Asset Class Behavior:

Asset Class Session Start Monthly/Quarterly/Yearly Timestamp
Equities 09:30 ET 1st of month/quarter/year at 09:30 ET
Crypto 00:00 UTC 1st of month/quarter/year at 00:00 UTC
Forex 00:00 UTC 1st of month/quarter/year at 00:00 UTC

Why This Matters:

Calendar periods anchor to actual calendar boundaries, ensuring: - Monthly bars always start on the 1st of the month - Quarterly bars always start on Jan 1, Apr 1, Jul 1, or Oct 1 - Yearly bars always start on Jan 1 - Consistency across datasets with different start dates

The session start offset is applied to these calendar boundaries, so: - Monthly equity bars: 1st of month at 09:30 ET - Monthly crypto bars: 1st of month at 00:00 UTC

Supported Calendar Periods: - "1m" - Monthly (anchors to 1st of month) - "1q" - Quarterly (anchors to Jan/Apr/Jul/Oct 1) - "1y" - Yearly (anchors to Jan 1)

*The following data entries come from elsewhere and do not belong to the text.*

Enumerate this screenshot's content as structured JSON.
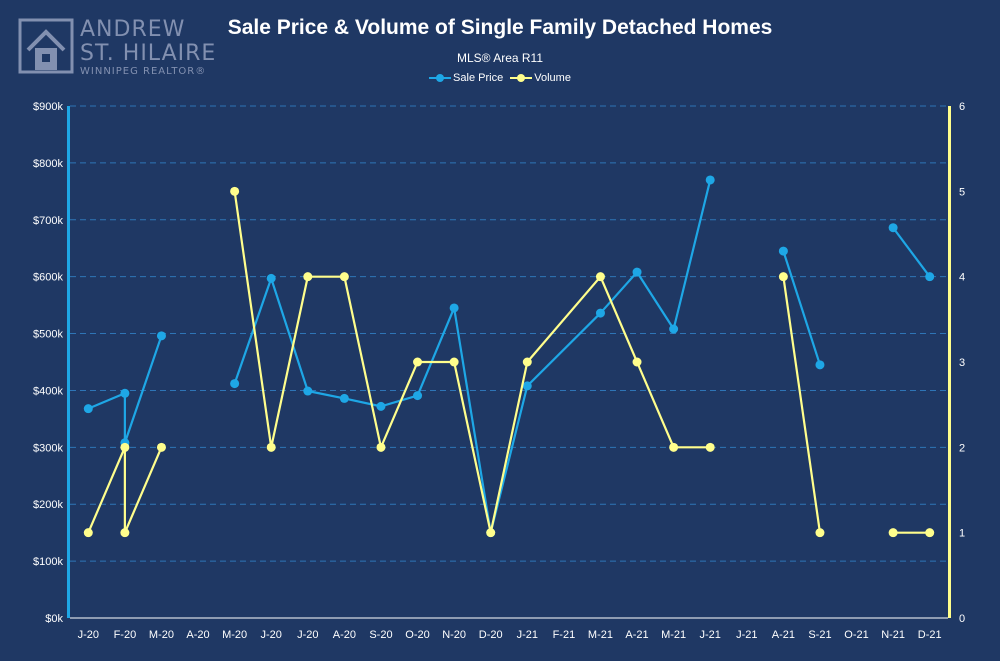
{
  "logo": {
    "line1": "ANDREW",
    "line2": "ST. HILAIRE",
    "line3": "WINNIPEG REALTOR®",
    "icon": "house-icon"
  },
  "colors": {
    "background": "#1f3864",
    "sale_price": "#1ea7e6",
    "volume": "#fffe8c",
    "grid": "#2e75b6",
    "text": "#ffffff"
  },
  "chart_data": {
    "type": "line",
    "title": "Sale Price & Volume of Single Family Detached Homes",
    "subtitle": "MLS® Area R11",
    "legend_position": "top-center",
    "grid": true,
    "x": [
      "J-20",
      "F-20",
      "M-20",
      "A-20",
      "M-20",
      "J-20",
      "J-20",
      "A-20",
      "S-20",
      "O-20",
      "N-20",
      "D-20",
      "J-21",
      "F-21",
      "M-21",
      "A-21",
      "M-21",
      "J-21",
      "J-21",
      "A-21",
      "S-21",
      "O-21",
      "N-21",
      "D-21"
    ],
    "y_left": {
      "ylim": [
        0,
        900000
      ],
      "ticks": [
        0,
        100000,
        200000,
        300000,
        400000,
        500000,
        600000,
        700000,
        800000,
        900000
      ],
      "tick_labels": [
        "$0k",
        "$100k",
        "$200k",
        "$300k",
        "$400k",
        "$500k",
        "$600k",
        "$700k",
        "$800k",
        "$900k"
      ]
    },
    "y_right": {
      "ylim": [
        0,
        6
      ],
      "ticks": [
        0,
        1,
        2,
        3,
        4,
        5,
        6
      ],
      "tick_labels": [
        "0",
        "1",
        "2",
        "3",
        "4",
        "5",
        "6"
      ]
    },
    "series": [
      {
        "name": "Sale Price",
        "axis": "left",
        "color": "#1ea7e6",
        "points": [
          {
            "x": 0,
            "y": 368000
          },
          {
            "x": 1,
            "y": 395000
          },
          {
            "x": 1,
            "y": 308000
          },
          {
            "x": 2,
            "y": 496000
          },
          {
            "x": null,
            "y": null
          },
          {
            "x": 4,
            "y": 412000
          },
          {
            "x": 5,
            "y": 597000
          },
          {
            "x": 6,
            "y": 399000
          },
          {
            "x": 7,
            "y": 386000
          },
          {
            "x": 8,
            "y": 372000
          },
          {
            "x": 9,
            "y": 391000
          },
          {
            "x": 10,
            "y": 545000
          },
          {
            "x": 11,
            "y": 150000
          },
          {
            "x": 12,
            "y": 408000
          },
          {
            "x": 14,
            "y": 536000
          },
          {
            "x": 15,
            "y": 608000
          },
          {
            "x": 16,
            "y": 508000
          },
          {
            "x": 17,
            "y": 770000
          },
          {
            "x": null,
            "y": null
          },
          {
            "x": 19,
            "y": 645000
          },
          {
            "x": 20,
            "y": 445000
          },
          {
            "x": null,
            "y": null
          },
          {
            "x": 22,
            "y": 686000
          },
          {
            "x": 23,
            "y": 600000
          }
        ]
      },
      {
        "name": "Volume",
        "axis": "right",
        "color": "#fffe8c",
        "points": [
          {
            "x": 0,
            "y": 1
          },
          {
            "x": 1,
            "y": 2
          },
          {
            "x": 1,
            "y": 1
          },
          {
            "x": 2,
            "y": 2
          },
          {
            "x": null,
            "y": null
          },
          {
            "x": 4,
            "y": 5
          },
          {
            "x": 5,
            "y": 2
          },
          {
            "x": 6,
            "y": 4
          },
          {
            "x": 7,
            "y": 4
          },
          {
            "x": 8,
            "y": 2
          },
          {
            "x": 9,
            "y": 3
          },
          {
            "x": 10,
            "y": 3
          },
          {
            "x": 11,
            "y": 1
          },
          {
            "x": 12,
            "y": 3
          },
          {
            "x": 14,
            "y": 4
          },
          {
            "x": 15,
            "y": 3
          },
          {
            "x": 16,
            "y": 2
          },
          {
            "x": 17,
            "y": 2
          },
          {
            "x": null,
            "y": null
          },
          {
            "x": 19,
            "y": 4
          },
          {
            "x": 20,
            "y": 1
          },
          {
            "x": null,
            "y": null
          },
          {
            "x": 22,
            "y": 1
          },
          {
            "x": 23,
            "y": 1
          }
        ]
      }
    ]
  }
}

Best Practices by Asset Class

Crypto

  • Use UTC timezone exclusively
  • Higher volatility thresholds (3-5%)
  • Consider 24/7 nature in signal interpretation
  • Include incomplete bars for real-time analysis

Equities

  • Respect market hours and gaps
  • Lower volatility thresholds (1-2%)
  • Session-aligned aggregation via configurable session_start offset
  • Account for earnings and announcement gaps

Forex

  • Use UTC timezone for consistency
  • Medium volatility thresholds (0.5-1%)
  • Consider major session overlaps
  • Handle weekend gaps appropriately

Choose the asset class configuration that matches your data and trading requirements. The framework handles the complex details of market hours, timezone conversions, and gap handling automatically.